I had web tv because I was looking for a very cheap way to stay online. They should charge $5 a month for THE Turd known as webtv. It's like comparing playskool to a $2000 Lenovo.

Posted by ihatewebtv | July 14, 2008 4:31 PM
15

Here's a link to vmcNetFlix, the plugin that gives you NetFlix streaming. It has been around for a while...

http://myweb.cableone.net/eluttmann04/projects/vmcNetFlix/default.htm

Posted by Todd Maloy | July 14, 2008 4:36 PM
16

Here's a blogpost on LifeHacker with clearer instructions to install vmcNetFlix...

Posted by Todd | July 14, 2008 5:00 PM
17
Posted by Todd | July 14, 2008 5:01 PM
18

Wow, I don't know how the heck they managed to grab FF13. I have to admit being a little annoyed, I've got a PS3 primarily for the (used to be) better catalogue of Japanese games.

Oh, and just for the record, there were no cat ears in FF12. Great voice acting, interesting dialogue - and they lost the standard Japanese stand-in-a-line combat. It was my first FF game, and I absolutely loved it. I'd love to hear what games you would put above it in a RPG genre, because frankly I think there hasn't been much out that compares.

I suppose the other question would be, and I ask this as a grown-ass gamer myself - have you actually played them?

Posted by wench | July 14, 2008 5:30 PM
19

FF7 and FF12 are two very excellent games to play.

I totally agree with wench above.

Posted by robot2501 | July 14, 2008 5:48 PM
20

@8: FF sells systems in Japan, period. But both of our points are moot; FF13 won't be on the Japanese Xbox 360, turns out.
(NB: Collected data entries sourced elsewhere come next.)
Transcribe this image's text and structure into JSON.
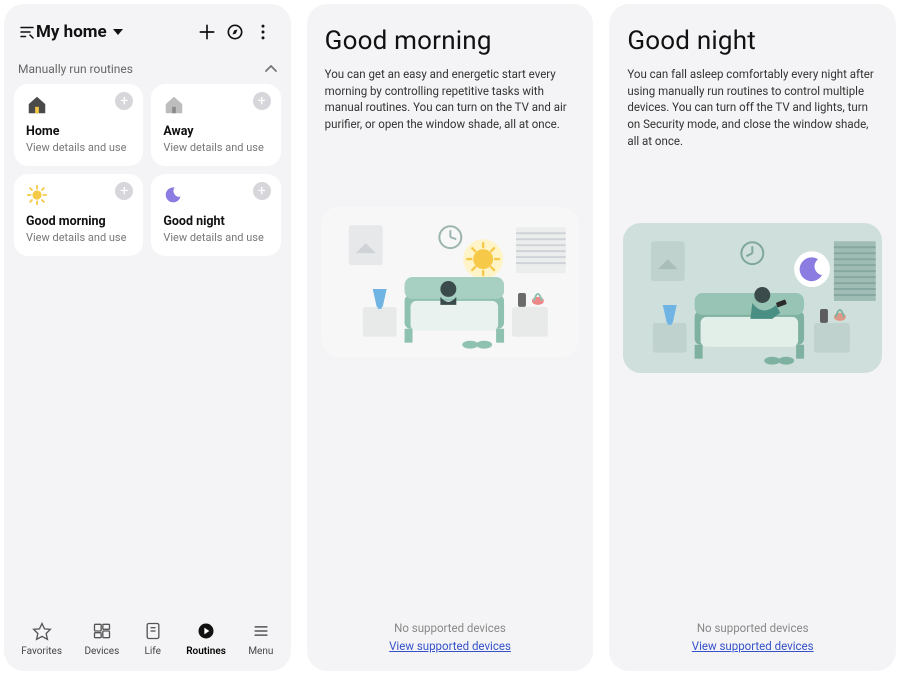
{
  "panel1": {
    "home_label": "My home",
    "section_label": "Manually run routines",
    "cards": [
      {
        "name": "Home",
        "sub": "View details and use"
      },
      {
        "name": "Away",
        "sub": "View details and use"
      },
      {
        "name": "Good morning",
        "sub": "View details and use"
      },
      {
        "name": "Good night",
        "sub": "View details and use"
      }
    ],
    "nav": {
      "favorites": "Favorites",
      "devices": "Devices",
      "life": "Life",
      "routines": "Routines",
      "menu": "Menu"
    }
  },
  "panel2": {
    "title": "Good morning",
    "desc": "You can get an easy and energetic start every morning by controlling repetitive tasks with manual routines. You can turn on the TV and air purifier, or open the window shade, all at once.",
    "no_supported": "No supported devices",
    "view_link": "View supported devices"
  },
  "panel3": {
    "title": "Good night",
    "desc": "You can fall asleep comfortably every night after using manually run routines to control multiple devices. You can turn off the TV and lights, turn on Security mode, and close the window shade, all at once.",
    "no_supported": "No supported devices",
    "view_link": "View supported devices"
  }
}
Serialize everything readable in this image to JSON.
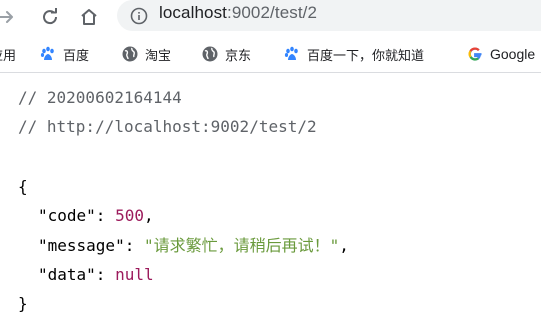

@18: If you want a better formulaic RPG, I'm fond of Lost Odyssey (made by a lot of people from the original FF teams). Allegiant to the old guard, yet somehow refreshing, and--at least at the outset--full of good acting, a good script, and compelling mini-stories tucked into the "dream" sections. Some people absolutely love to be sucked into 50-hour quests, even if the payoff is in the grind rather than a series of great stories or moments. But FF games have been doing the same thing for too long to get me jostled anew (FF12's "active" battle system is just a boring version of WoW without the fun of the latter's massive co-op). I'm happy being outside the fence on this issue with the Slog core gamers (nothin' new).